*Department of Epidemiology, Merck Sharp & Dohme, North Wales, PA †Department of Epidemiology, University of North Carolina, Chapel Hill, NC ‡Department of Global Pharmacovigilance & Epidemiology, Bristol Meyers Squibb, Hopewell, NJ.
Med Care. 2014 Mar;52(3):280-7. doi: 10.1097/MLR.0000000000000064.
Researchers are often interested in estimating treatment effects in subgroups controlling for confounding based on a propensity score (PS) estimated in the overall study population.
To evaluate covariate balance and confounding control in sulfonylurea versus metformin initiators within subgroups defined by cardiovascular disease (CVD) history comparing an overall PS with subgroup-specific PSs implemented by 1:1 matching and stratification.
We analyzed younger patients from a US insurance claims database and older patients from 2 Medicare (Humana Medicare Advantage, fee-for-service Medicare Parts A, B, and D) datasets. Confounders and risk factors for acute myocardial infarction were included in an overall PS and subgroup PSs with and without CVD. Covariate balance was assessed using the average standardized absolute mean difference (ASAMD).
Compared with crude estimates, ASAMD across covariates was improved 70%-94% for stratification for Medicare cohorts and 44%-99% for the younger cohort, with minimal differences between overall and subgroup-specific PSs. With matching, 75%-99% balance improvement was achieved regardless of cohort and PS, but with smaller sample size. Hazard ratios within each CVD subgroup differed minimally among PS and cohorts.

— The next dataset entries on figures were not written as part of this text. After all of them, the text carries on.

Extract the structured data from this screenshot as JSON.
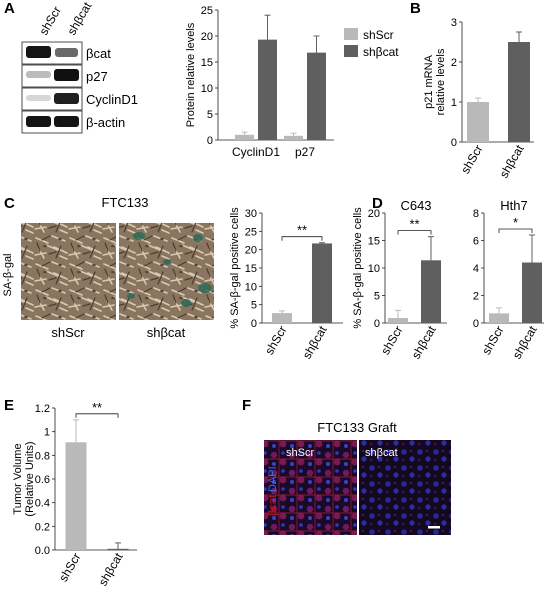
{
  "figure": {
    "panel_labels": {
      "A": "A",
      "B": "B",
      "C": "C",
      "D": "D",
      "E": "E",
      "F": "F"
    },
    "colors": {
      "light_bar": "#b9b9b9",
      "dark_bar": "#5f5f5f",
      "red": "#d21414",
      "blue": "#1a4fd8",
      "micro_green": "#2e6b5a"
    },
    "panel_a_blot": {
      "lanes": [
        "shScr",
        "shβcat"
      ],
      "bands": [
        "βcat",
        "p27",
        "CyclinD1",
        "β-actin"
      ]
    },
    "panel_c_images": {
      "title": "FTC133",
      "side_label": "SA-β-gal",
      "captions": [
        "shScr",
        "shβcat"
      ]
    },
    "panel_f_images": {
      "title": "FTC133 Graft",
      "left_label": "shScr",
      "right_label": "shβcat",
      "stain_red": "βcat",
      "stain_blue": "DAPI"
    }
  },
  "chart_data": [
    {
      "id": "A",
      "type": "bar",
      "categories": [
        "CyclinD1",
        "p27"
      ],
      "series": [
        {
          "name": "shScr",
          "values": [
            1.0,
            0.8
          ],
          "errors": [
            0.5,
            0.5
          ]
        },
        {
          "name": "shβcat",
          "values": [
            19.3,
            16.8
          ],
          "errors": [
            4.7,
            3.2
          ]
        }
      ],
      "ylabel": "Protein relative levels",
      "ylim": [
        0,
        25
      ],
      "yticks": [
        "0",
        "5",
        "10",
        "15",
        "20",
        "25"
      ],
      "legend": "top-right"
    },
    {
      "id": "B",
      "type": "bar",
      "categories": [
        "shScr",
        "shβcat"
      ],
      "values": [
        1.0,
        2.5
      ],
      "errors": [
        0.1,
        0.25
      ],
      "ylabel": "p21 mRNA relative levels",
      "ylabel_lines": [
        "p21 mRNA",
        "relative levels"
      ],
      "ylim": [
        0,
        3
      ],
      "yticks": [
        "0",
        "1",
        "2",
        "3"
      ]
    },
    {
      "id": "C",
      "type": "bar",
      "categories": [
        "shScr",
        "shβcat"
      ],
      "values": [
        2.7,
        21.7
      ],
      "errors": [
        0.6,
        0.2
      ],
      "ylabel": "% SA-β-gal positive cells",
      "ylim": [
        0,
        30
      ],
      "yticks": [
        "0",
        "5",
        "10",
        "15",
        "20",
        "25",
        "30"
      ],
      "significance": "**"
    },
    {
      "id": "D1",
      "type": "bar",
      "title": "C643",
      "categories": [
        "shScr",
        "shβcat"
      ],
      "values": [
        0.9,
        11.4
      ],
      "errors": [
        1.4,
        4.3
      ],
      "ylabel": "% SA-β-gal positive cells",
      "ylim": [
        0,
        20
      ],
      "yticks": [
        "0",
        "5",
        "10",
        "15",
        "20"
      ],
      "significance": "**"
    },
    {
      "id": "D2",
      "type": "bar",
      "title": "Hth7",
      "categories": [
        "shScr",
        "shβcat"
      ],
      "values": [
        0.7,
        4.4
      ],
      "errors": [
        0.4,
        2.0
      ],
      "ylim": [
        0,
        8
      ],
      "yticks": [
        "0",
        "2",
        "4",
        "6",
        "8"
      ],
      "significance": "*"
    },
    {
      "id": "E",
      "type": "bar",
      "categories": [
        "shScr",
        "shβcat"
      ],
      "values": [
        0.91,
        0.01
      ],
      "errors": [
        0.19,
        0.05
      ],
      "ylabel": "Tumor Volume (Relative Units)",
      "ylabel_lines": [
        "Tumor Volume",
        "(Relative Units)"
      ],
      "ylim": [
        0,
        1.2
      ],
      "yticks": [
        "0.0",
        "0.2",
        "0.4",
        "0.6",
        "0.8",
        "1",
        "1.2"
      ],
      "significance": "**"
    }
  ]
}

Both overall PSs and CVD subgroup-specific PSs achieved good balance on measured covariates when assessing the relative association of diabetes monotherapy with nonfatal myocardial infarction. PS matching generally led to better balance than stratification, but with smaller sample size. Our study is limited insofar as crude differences were minimal, suggesting that the new user, active comparator design identified patients with some equipoise between treatments.
研究人员通常有兴趣在基于整个研究人群中估计的倾向评分(PS)控制混杂因素的情况下,估计亚组的治疗效果。
通过 1:1 匹配和分层比较整体 PS 与亚组特定 PS,评估磺脲类药物与二甲双胍启动者在心血管疾病(CVD)史定义的亚组中的协变量平衡和混杂控制。
我们分析了来自美国保险索赔数据库的年轻患者和来自 2 个医疗保险(Humana Medicare Advantage、医疗保险部分 A、B 和 D)数据集的老年患者。将急性心肌梗死的混杂因素和危险因素纳入整体 PS 和亚组 PS,包括 CVD 和不包括 CVD。使用平均标准化绝对平均差异(ASAMD)评估协变量平衡。
与粗估计相比,分层时 Medicare 队列的所有协变量的 ASAMD 提高了 70%-94%,年轻队列提高了 44%-99%,整体 PS 和亚组特定 PS 之间差异最小。无论队列和 PS 如何,匹配都能实现 75%-99%的平衡改善,但样本量较小。在每个 CVD 亚组中,PS 和队列之间的风险比差异最小。
在评估糖尿病单药治疗与非致死性心肌梗死的相对关联时,整体 PS 和 CVD 亚组特定 PS 均在测量协变量上实现了良好的平衡。PS 匹配通常比分层能更好地平衡,但样本量较小。我们的研究存在局限性,因为粗差异很小,这表明新使用者、主动对照设计确定了治疗之间存在一些均衡的患者。